11/03/2024 09:58:59 PM Engine created. You can now connect to the database.


In [4]:
df = pd.read_sql_query(query, engine)
df

Unnamed: 0,eventid,extended,multiple,success,suicide,nkill,property,ishostkid,nwound,id_location,id_date,id_attack,id_perpetrator,id_disorder
0,201707070031,0,0.0,1,0,1.0,0,0.0,0.0,1536Karachi,19700101,28153.05111999,201707070031Unknown0,5
1,201707070032,1,0.0,1,0,2.0,0,1.0,1.0,14711Sapele,19700101,614147.05111999,201707070032Unknown0,5
2,201707080002,0,0.0,1,0,4.0,1,0.0,7.0,6010Arish,19700101,3360.06111999,201707080002Unknown0,5
3,201707080003,0,0.0,1,0,0.0,0,0.0,1.0,1536Panjgur,19700101,314153.06111999,201707080003Unknown0,5
4,201707080012,1,0.0,1,0,20.0,0,1.0,0.0,9510Jurf al-Sakhar,19700101,61495.0131110,201707080012Asa'ib Ahl al-Haqq0,5
...,...,...,...,...,...,...,...,...,...,...,...,...,...,...
88374,201707070019,0,1.0,1,0,1.0,999,0.0,5.0,2149Luhansk,19700101,31214.06111999,201707070019Unknown0,5
88375,201707070020,0,1.0,1,0,0.0,999,0.0,2.0,2149Luhansk,19700101,314214.06111999,201707070020Unknown0,5
88376,201707070021,0,0.0,1,0,0.0,1,0.0,0.0,20910Baykan district,19700101,32209.061110,201707070021Kurdistan Workers' Party (PKK)0,5
88377,201707070026,0,0.0,1,0,0.0,1,0.0,0.0,2171Dallas,19700101,714217.08111999,201707070026Anti-LGBT extremists0,5


### **AI model - Let's training**

In [5]:
from sklearn.model_selection import train_test_split
from sklearn.linear_model import LinearRegression, Lasso, LassoCV, LassoLars, LassoLarsIC, LassoLarsCV, Ridge, RidgeCV
from xgboost import XGBRegressor
from sklearn.metrics import r2_score

In [6]:
X = df.drop(['eventid', 'id_location', 'id_date', 'id_attack', 'id_perpetrator', 'id_disorder', 'nkill', 'property', 'multiple'], axis=1)
y = df['nkill']

models = {
    'Linear Regression': LinearRegression(),
    'Lasso': Lasso(),
    'Ridge': Ridge(),
    'RidgeCV': RidgeCV(),
    'LassoCV': LassoCV(), 
    'LassoLars': LassoLars(),
    'LassoLarsCV': LassoLarsCV(),
    'LassoLarsIC': LassoLarsIC(),
    'XGBRegressor': XGBRegressor(), #Hasta ahora la más precisa
}

def train_classification_model(model, X, y):
    """Train a classification model and return accuracy"""
    X_train, X_test, y_train, y_test = train_test_split(X, y, test_size=0.2, random_state=42)

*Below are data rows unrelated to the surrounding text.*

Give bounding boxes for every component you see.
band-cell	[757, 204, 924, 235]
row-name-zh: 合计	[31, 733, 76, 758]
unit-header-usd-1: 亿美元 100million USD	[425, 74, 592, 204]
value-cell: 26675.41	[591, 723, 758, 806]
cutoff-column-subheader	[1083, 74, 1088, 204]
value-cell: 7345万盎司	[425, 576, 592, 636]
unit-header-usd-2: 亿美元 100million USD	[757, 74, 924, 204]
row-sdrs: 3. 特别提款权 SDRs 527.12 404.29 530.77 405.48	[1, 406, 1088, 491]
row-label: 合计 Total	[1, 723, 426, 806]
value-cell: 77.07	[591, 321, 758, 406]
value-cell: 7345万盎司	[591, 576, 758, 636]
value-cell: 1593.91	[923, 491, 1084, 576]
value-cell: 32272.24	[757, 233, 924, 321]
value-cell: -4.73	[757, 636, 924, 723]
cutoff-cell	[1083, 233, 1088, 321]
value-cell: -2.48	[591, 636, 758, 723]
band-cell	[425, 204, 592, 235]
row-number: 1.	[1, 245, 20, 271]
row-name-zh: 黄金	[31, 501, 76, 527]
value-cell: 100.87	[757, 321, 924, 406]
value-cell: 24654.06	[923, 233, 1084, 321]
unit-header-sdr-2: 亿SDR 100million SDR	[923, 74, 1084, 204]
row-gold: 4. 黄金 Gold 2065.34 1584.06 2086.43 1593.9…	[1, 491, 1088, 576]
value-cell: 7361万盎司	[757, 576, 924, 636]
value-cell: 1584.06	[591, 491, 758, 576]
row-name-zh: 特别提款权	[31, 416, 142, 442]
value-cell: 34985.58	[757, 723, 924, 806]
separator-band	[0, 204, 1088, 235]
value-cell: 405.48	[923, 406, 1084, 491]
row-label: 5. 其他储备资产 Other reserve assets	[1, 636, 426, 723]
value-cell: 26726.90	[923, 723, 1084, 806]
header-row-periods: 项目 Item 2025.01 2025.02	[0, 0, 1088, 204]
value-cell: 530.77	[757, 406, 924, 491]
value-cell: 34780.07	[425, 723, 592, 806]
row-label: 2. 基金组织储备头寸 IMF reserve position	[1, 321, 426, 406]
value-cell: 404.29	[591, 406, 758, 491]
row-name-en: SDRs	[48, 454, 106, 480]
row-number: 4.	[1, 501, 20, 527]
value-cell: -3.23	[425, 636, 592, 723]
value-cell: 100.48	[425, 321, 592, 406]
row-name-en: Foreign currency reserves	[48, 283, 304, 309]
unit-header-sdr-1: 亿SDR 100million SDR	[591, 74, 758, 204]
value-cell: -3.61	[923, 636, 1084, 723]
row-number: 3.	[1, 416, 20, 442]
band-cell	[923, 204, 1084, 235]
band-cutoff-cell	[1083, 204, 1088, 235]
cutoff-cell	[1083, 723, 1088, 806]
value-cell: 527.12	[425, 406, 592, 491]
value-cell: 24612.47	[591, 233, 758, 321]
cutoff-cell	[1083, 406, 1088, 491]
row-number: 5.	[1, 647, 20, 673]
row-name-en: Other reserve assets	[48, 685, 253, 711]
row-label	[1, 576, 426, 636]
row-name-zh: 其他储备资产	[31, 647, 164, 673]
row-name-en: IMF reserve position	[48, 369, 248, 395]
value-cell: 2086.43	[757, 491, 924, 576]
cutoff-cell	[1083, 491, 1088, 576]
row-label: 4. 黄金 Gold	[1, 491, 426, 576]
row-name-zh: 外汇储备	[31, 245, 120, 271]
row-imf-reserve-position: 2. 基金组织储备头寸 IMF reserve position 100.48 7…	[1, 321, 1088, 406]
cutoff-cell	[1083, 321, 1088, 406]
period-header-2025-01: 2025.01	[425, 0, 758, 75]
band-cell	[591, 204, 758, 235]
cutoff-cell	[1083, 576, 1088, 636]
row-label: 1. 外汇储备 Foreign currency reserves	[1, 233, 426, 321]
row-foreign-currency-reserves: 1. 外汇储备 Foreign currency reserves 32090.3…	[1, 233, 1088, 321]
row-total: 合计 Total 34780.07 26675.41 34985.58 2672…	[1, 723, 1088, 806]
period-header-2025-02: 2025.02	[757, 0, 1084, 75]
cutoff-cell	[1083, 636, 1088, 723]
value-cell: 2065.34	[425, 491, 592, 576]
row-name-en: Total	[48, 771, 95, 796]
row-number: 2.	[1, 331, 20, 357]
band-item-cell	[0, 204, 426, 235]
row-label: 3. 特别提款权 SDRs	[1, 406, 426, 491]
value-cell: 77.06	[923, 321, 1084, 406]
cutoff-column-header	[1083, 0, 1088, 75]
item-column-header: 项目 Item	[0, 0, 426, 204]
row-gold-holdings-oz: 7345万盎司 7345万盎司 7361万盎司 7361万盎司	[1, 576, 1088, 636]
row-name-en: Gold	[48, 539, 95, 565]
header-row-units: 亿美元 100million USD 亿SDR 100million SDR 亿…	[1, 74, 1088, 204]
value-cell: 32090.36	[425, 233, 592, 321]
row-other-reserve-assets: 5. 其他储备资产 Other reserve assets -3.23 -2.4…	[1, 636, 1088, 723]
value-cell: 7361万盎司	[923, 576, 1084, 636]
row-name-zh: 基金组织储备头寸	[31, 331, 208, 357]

    model.fit(X_train, y_train)

    y_predict = model.predict(X_test)
    
    accuracy = r2_score(y_test, y_predict)
    
    return accuracy

for model_name, model in models.items():
    accuracy = train_classification_model(model, X, y)
    print(f'Model: {model_name}')
    print(f'Accuracy: {accuracy:.4f}')

Model: Linear Regression
Accuracy: 0.1510
Model: Lasso
Accuracy: 0.1262
Model: Ridge
Accuracy: 0.1510
Model: RidgeCV
Accuracy: 0.1510
Model: LassoCV
Accuracy: 0.1257
Model: LassoLars
Accuracy: 0.1262
Model: LassoLarsCV
Accuracy: 0.1510
Model: LassoLarsIC
Accuracy: 0.1510
Model: XGBRegressor
Accuracy: 0.1571


### **Conclusión**

Después de revisar la matriz de correlación (lease: 002_GlobalTerrorismEDA.ipynb), no podemos encontrar una fuerte y util correlación de muchos de los *facts*. Dado la precisión de los modelos entrenados anteriormente y el analisis de correlación, se decide que el modelo no se puede realizar.